Interesting how your treatment thinking varied from 0.07 to 0.2. I'll be interested to hear what your next consultation decides.


I may enquire further about referring back into NHS Wales to an Onco. I suppose the (possibly unfair) prostate cancer backwater reputation of Wales as a whole makes me unsure about whether I'll get the best treatment options available to me.


Finally, all the very best on your upcoming retirement. I hope you're looking forward to pleasing yourself a bit more. I can recommend it.


Kind regards,


Steve 


 

User
Posted 13 Dec 2023 at 18:10

Hi Steve,


I was sure I replied to you but can't see it on the thread. Head not on right I fear!

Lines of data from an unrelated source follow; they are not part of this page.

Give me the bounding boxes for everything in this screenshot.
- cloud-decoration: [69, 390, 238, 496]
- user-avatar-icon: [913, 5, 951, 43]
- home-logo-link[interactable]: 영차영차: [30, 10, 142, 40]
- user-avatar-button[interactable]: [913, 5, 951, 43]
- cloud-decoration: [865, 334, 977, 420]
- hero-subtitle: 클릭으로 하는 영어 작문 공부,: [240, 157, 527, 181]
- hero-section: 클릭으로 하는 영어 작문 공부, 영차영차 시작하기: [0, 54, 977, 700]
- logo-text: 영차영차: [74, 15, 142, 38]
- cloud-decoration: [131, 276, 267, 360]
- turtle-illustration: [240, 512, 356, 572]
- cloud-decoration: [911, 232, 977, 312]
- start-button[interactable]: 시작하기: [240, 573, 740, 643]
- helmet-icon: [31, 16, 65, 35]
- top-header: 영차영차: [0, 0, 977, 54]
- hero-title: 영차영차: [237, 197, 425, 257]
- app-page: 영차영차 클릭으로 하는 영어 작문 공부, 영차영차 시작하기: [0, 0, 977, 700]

Good to message a namesake but looks like both in same boat. I shall be keen to hear how you get on and as you say, will we walk the same path?


Good luck,


Steve

User
Posted 13 Dec 2023 at 19:20

Hi Stevie,  Sorry to read this.  I was wondering what I might add that hasn't been said.  I think if it was me I'd want a psa test to 2 digits as soon as possible, even if it means checking around to find another hospital.   Also I'd be pushing for a psma test before 0.25 even though they say it has a good chance of not seeing anything.  With luck it might be a single lesion that is visible.


There is data on line about what size of lesion different scan types can see and there is data about how much psa a lesion of a certain size and Gleason will give out.  Not that they know what Gleason a recurrance will be without a biopsy but you might guess a range from your operation report.


My NHS hospital said they'd refer me to oncology at 0.2 and a psma scan at 0.5.  I've not reached that but to me it's pushing good fortune to let it get to 0.5 and I'd be willing to pay for an earlier one.


Over 0.2 you should be with oncology, my nurse said they might refer people before 0.2 depending how fast it was going but it's unusual to get treatment from oncology before 0.2.  All the best, Peter

User
Posted 13 Dec 2023 at 21:07

Hi Peter,


Thanks for your considered post and good wishes. 


I think you're right on the more accurate test. I allowed myself to believe I was out of the woods once I'd got past two years apparently undetectable. Hindsight tells me I should have returned religiously to the consultant's hospital 60 miles away for each review where I'd have had a more meaningful set of results on which to make a judgement. So partly my fault and also perhaps that of consultant for not insisting that I get more accurate readings via his lab. He was probably trying to save me the journey particularly during the lockdown periods. Anyway, what's done is done, so with a 0.2 followed by a 0.3, I'm getting a blood test at his hospital at the end of Christmas week, whilst requesting, on reflection, an oncologist referral asap. A PSMA PET has been pre-approved by my health insurance so why not get it done? I don't have to act on it but at least there should be something to see or not, so I will know and hopefully get good advice from the oncologist.


I've been trying to read up all the bios of guys who have been extremely kind and helpful to post and I shall look at yours more closely too, when I get two minutes!


Will post again but thanks again Peter.


Kind regards,


Steve

User
Posted 03 Jan 2024 at 18:40

Hi everyone,


Latest PSA now 0.21(at surgeon's lab) which compares favourably with 0.2 and 0.3 previously.


Saw oncologist today as all here suggested I should(thanks) and he recommended PSMA PET. All the indicators are that the cancer has recurred, probably locally, so even if scan shows nothing he would irradiate the prostate bed. 52.5Gy in 20 fractions which he suggested was typical nationwide.


Symptoms of diarrhea and urinary incontinence but for most is short term. A small number of men get chronic issues.


He said 60% cure rate (not sure how that is defined) , the rest need HT at some point but mortality of 5% in this scenario.


Scan in about 4 weeks and PSA test around same time.


Feel happier to have a definite plan in place and an oncologist who is telling it straight.